In this repository I played around with RetinaNet and implemented it for object detection of traffic signs. The data can be found here: https://www.kaggle.com/datasets/valentynsichkar/traffic-signs-dataset-in-yolo-format
I based the repo on this paper: https://arxiv.org/pdf/1708.02002.pdf The authors use a FPN combined with a focal loss to tackle the class imbalance. They use a ResNet50 backbone and put a regression and classifciation head on top of the backbone.
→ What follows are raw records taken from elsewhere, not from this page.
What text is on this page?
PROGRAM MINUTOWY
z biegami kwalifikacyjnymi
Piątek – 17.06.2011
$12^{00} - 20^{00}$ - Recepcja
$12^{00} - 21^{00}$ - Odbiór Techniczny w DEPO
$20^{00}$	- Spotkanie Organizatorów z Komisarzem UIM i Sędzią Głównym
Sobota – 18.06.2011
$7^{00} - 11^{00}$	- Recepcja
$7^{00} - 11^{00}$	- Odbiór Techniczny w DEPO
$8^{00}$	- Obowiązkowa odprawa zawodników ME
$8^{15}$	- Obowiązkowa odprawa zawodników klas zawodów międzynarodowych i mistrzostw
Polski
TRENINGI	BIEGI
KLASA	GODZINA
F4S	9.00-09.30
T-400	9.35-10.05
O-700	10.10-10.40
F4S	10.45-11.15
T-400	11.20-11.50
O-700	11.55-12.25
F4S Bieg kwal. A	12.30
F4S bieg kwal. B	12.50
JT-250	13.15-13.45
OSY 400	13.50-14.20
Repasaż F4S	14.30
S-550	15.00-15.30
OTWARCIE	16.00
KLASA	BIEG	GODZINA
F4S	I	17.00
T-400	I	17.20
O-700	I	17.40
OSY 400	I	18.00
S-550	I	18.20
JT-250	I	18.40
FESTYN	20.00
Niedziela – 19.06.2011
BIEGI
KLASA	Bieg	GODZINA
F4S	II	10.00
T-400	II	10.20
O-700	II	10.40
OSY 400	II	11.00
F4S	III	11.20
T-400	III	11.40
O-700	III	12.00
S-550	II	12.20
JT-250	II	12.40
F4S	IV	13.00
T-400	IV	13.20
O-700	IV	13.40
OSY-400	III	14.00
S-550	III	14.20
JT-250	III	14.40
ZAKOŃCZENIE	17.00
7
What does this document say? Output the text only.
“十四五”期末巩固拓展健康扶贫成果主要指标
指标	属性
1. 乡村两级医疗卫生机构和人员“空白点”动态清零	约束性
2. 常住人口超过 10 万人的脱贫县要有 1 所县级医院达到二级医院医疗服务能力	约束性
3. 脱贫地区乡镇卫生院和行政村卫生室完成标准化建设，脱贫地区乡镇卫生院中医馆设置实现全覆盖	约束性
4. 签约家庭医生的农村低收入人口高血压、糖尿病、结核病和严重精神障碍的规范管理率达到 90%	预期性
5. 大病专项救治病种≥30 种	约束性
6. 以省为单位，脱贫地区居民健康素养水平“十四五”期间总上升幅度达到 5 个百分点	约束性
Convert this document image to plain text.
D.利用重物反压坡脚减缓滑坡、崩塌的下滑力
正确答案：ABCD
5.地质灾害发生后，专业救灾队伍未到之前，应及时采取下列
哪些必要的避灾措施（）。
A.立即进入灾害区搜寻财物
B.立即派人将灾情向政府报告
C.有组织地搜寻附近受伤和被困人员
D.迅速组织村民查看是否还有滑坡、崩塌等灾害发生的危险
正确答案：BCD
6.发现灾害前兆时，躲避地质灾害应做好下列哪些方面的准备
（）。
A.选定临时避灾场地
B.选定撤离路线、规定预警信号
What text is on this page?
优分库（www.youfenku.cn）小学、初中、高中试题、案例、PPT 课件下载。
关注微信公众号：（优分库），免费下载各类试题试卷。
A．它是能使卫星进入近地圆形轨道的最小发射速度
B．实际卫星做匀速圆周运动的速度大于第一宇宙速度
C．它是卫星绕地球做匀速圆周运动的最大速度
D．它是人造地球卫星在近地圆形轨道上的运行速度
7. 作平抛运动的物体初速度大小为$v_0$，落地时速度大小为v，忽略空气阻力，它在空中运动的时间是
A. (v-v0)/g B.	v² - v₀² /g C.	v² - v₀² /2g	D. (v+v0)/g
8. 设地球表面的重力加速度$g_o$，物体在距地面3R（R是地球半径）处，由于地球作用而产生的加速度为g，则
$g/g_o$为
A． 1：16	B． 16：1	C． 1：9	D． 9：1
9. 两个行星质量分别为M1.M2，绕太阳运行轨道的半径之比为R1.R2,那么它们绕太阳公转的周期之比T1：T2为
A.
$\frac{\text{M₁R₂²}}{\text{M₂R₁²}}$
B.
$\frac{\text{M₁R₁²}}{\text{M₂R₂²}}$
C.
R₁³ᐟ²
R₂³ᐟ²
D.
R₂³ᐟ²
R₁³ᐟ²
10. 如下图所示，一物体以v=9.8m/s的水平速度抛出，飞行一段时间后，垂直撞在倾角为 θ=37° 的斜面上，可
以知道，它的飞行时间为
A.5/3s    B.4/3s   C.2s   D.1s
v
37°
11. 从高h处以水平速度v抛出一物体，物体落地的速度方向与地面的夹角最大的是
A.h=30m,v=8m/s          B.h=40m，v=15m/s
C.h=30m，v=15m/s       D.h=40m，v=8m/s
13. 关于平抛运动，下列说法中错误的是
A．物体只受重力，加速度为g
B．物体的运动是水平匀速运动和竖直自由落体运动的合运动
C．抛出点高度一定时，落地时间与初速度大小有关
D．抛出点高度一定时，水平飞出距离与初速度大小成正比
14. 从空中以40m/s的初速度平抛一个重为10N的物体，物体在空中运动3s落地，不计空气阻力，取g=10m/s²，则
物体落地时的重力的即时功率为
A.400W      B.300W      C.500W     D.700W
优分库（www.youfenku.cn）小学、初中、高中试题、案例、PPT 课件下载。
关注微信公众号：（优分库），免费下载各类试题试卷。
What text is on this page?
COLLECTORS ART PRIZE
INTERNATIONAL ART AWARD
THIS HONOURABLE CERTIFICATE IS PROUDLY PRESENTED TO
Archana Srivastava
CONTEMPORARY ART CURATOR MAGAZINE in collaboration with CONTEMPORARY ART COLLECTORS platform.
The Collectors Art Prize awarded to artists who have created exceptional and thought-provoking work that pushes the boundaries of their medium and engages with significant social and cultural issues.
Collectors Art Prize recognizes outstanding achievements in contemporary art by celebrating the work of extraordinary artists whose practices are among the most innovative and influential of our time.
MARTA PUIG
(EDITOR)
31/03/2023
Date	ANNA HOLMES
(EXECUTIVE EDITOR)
For my implementation I used a ResNet34 backbone due to GPU memory issues. Additionally, I used the anchor offset computation proposed in the Yolov3 paper by:
- Center Coordinates:
$$[ b_x = \sigma(t_x) + c_x ]$$ $$[ b_y = \sigma(t_y) + c_y ]$$ - Width and Height:
$$[ b_w = p_w \cdot e^{t_w} ]$$ $$[ b_h = p_h \cdot e^{t_h} ]$$
- Width and Height:
This stabled my gradients. I trained for a couple of epochs and was able to detect the correct objects. Unfortunately, the bounding boxes are not that accurate yet. here is an example:
There is still room for improvement. NMS has to be applied and the bounding box predictions can be more accurate. My class accuracy is around 75% and no object accuracy is about 99%, which is already decent considering I trained only a couple hundred epochs with this small dataset. MAP is around 50% with a threshold of 0.3.